- Basic Usage
- Requirements Management
- Python Project Structured Modules
- Resource Directories
- Entry Points
- Docker Deployments
- pex Tools
- Conclusion
pex stands for Python EXecutable, and is a method to produce an easy to distribute python package. One important thing to note is that pex doesn't have reliable Windows support. Due to this you'll want to be running pex on *NIX systems. This article will showcase some of the things you can do with pex to make distributing different types of python projects.
Basic Usage
Given that the python interpreter being used for pex packaging matters, it's highly recommended to utilize a virtual environment. As an example I'll use a python 3.11 environment:
$ virtualenv --python=python3.11 venv
$ source venv/bin/activate
$ python -m pip install pex
Looking in indexes: https://pypi.org/simple, https://www.piwheels.org/simple
Collecting pex
Using cached https://www.piwheels.org/simple/pex/pex-2.1.144-py2.py3-none-any.whl (2.9 MB)

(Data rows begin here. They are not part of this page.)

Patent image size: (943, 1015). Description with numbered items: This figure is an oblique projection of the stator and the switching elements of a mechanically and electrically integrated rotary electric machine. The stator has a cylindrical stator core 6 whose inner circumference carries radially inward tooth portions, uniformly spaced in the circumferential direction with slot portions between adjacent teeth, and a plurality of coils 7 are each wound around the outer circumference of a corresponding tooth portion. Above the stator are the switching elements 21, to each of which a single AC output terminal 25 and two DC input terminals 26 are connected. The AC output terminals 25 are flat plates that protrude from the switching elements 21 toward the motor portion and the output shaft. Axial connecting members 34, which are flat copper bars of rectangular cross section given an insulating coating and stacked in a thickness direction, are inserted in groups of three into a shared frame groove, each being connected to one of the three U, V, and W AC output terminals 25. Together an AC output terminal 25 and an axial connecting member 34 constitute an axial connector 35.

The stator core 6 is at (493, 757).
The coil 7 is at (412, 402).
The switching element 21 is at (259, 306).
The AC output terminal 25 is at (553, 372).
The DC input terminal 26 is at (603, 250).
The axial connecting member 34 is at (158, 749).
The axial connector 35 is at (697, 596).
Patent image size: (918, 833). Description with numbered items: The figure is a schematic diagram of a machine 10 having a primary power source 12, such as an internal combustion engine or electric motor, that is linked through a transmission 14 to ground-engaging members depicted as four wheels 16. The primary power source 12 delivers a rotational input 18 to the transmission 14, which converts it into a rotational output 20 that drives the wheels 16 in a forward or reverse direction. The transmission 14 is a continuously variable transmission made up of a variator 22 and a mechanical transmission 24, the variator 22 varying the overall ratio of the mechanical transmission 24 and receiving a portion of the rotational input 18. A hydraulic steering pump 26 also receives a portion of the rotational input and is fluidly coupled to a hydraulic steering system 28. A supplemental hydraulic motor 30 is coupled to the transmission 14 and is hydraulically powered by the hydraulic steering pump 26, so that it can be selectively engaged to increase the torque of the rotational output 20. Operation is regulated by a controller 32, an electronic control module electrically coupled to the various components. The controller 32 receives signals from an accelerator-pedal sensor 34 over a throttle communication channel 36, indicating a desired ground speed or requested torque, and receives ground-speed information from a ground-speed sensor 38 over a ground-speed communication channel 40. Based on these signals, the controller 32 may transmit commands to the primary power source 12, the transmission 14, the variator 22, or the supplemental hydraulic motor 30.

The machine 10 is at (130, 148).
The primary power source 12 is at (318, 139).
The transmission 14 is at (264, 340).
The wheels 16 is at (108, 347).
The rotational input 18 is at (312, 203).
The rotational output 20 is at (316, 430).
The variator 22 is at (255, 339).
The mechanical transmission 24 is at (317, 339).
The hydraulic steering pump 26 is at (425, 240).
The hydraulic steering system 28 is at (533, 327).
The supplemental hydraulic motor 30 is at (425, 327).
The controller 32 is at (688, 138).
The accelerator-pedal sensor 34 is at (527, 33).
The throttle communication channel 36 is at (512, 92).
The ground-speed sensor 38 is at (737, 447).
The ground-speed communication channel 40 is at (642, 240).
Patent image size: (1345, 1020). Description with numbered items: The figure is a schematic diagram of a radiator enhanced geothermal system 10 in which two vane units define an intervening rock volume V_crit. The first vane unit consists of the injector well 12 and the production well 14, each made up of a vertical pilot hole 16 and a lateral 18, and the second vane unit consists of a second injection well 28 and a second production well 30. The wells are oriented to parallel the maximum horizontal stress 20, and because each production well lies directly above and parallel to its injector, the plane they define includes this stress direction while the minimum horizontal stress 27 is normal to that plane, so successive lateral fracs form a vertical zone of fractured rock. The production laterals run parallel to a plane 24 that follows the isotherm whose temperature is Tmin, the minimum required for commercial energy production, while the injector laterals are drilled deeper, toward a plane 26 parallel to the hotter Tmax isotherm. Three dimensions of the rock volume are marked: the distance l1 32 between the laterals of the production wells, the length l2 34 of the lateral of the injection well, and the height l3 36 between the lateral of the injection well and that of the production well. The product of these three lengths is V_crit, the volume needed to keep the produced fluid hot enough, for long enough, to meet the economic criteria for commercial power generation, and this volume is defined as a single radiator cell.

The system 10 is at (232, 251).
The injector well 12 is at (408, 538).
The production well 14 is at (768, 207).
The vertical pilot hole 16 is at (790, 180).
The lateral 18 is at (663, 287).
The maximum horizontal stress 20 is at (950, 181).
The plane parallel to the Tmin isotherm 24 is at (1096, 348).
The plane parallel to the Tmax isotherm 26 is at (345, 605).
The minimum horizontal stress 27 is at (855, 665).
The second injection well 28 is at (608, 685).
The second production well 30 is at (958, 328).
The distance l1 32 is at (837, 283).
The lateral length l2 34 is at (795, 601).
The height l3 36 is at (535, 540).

Installing collected packages: pex
Successfully installed pex-2.1.144
The general format for pex CLI execution is:
pex [MODULES] [OPTIONS]
where [MODULES]
is a space separated list of modules in pip style dependency declaration strings:
$ pex "requests" "setproctitle==1.3.2" "uvicorn[standard]"
Python 3.11.4 (main, Aug 17 2023, 03:18:09) [GCC 10.2.1 20210110] on linux
Type "help", "copyright", "credits" or "license" for more information.
(InteractiveConsole)
>>>
Without any other options pex will drop into an interactive shell and the modules provided will be available within:
>>> import requests
>>> import setproctitle
>>> import uvicorn
>>>
After closing out of the console we can see that the virtual environment packages are not affected at all:
$ pip list
Package Version
---------- -------
pex 2.1.144
pip 23.2.1
setuptools 65.5.0
$
Requirements Management
As listing out each module is generally not ideal, two alternative methods an be utilized to pass in requirements. The first solution is to use a requirements.txt
file:
requirements.txt
requests
setproctitle==1.3.2
uvicorn[standard]
Then pex can be ran with the -r
option and the requirements.txt
file passed in:
$ pex -r requirements.txt
Python 3.11.4 (main, Aug 17 2023, 03:18:09) [GCC 10.2.1 20210110] on linux
Type "help", "copyright", "credits" or "license" for more information.
(InteractiveConsole)
>>>
-r
arguments can also be passed in multiple times in case you have multiple projects being bundled. If you have a virtual environment already setup then you can pass in pip freeze
to pex
:
$ pex $(pip freeze)
Python 3.11.4 (main, Aug 17 2023, 03:18:09) [GCC 10.2.1 20210110] on linux
Type "help", "copyright", "credits" or "license" for more information.
(InteractiveConsole)
>>>
The requirements.txt
method would be good if you have a lot of modules to work with. pip freeze
is good for cases where a virtualenv is already setup.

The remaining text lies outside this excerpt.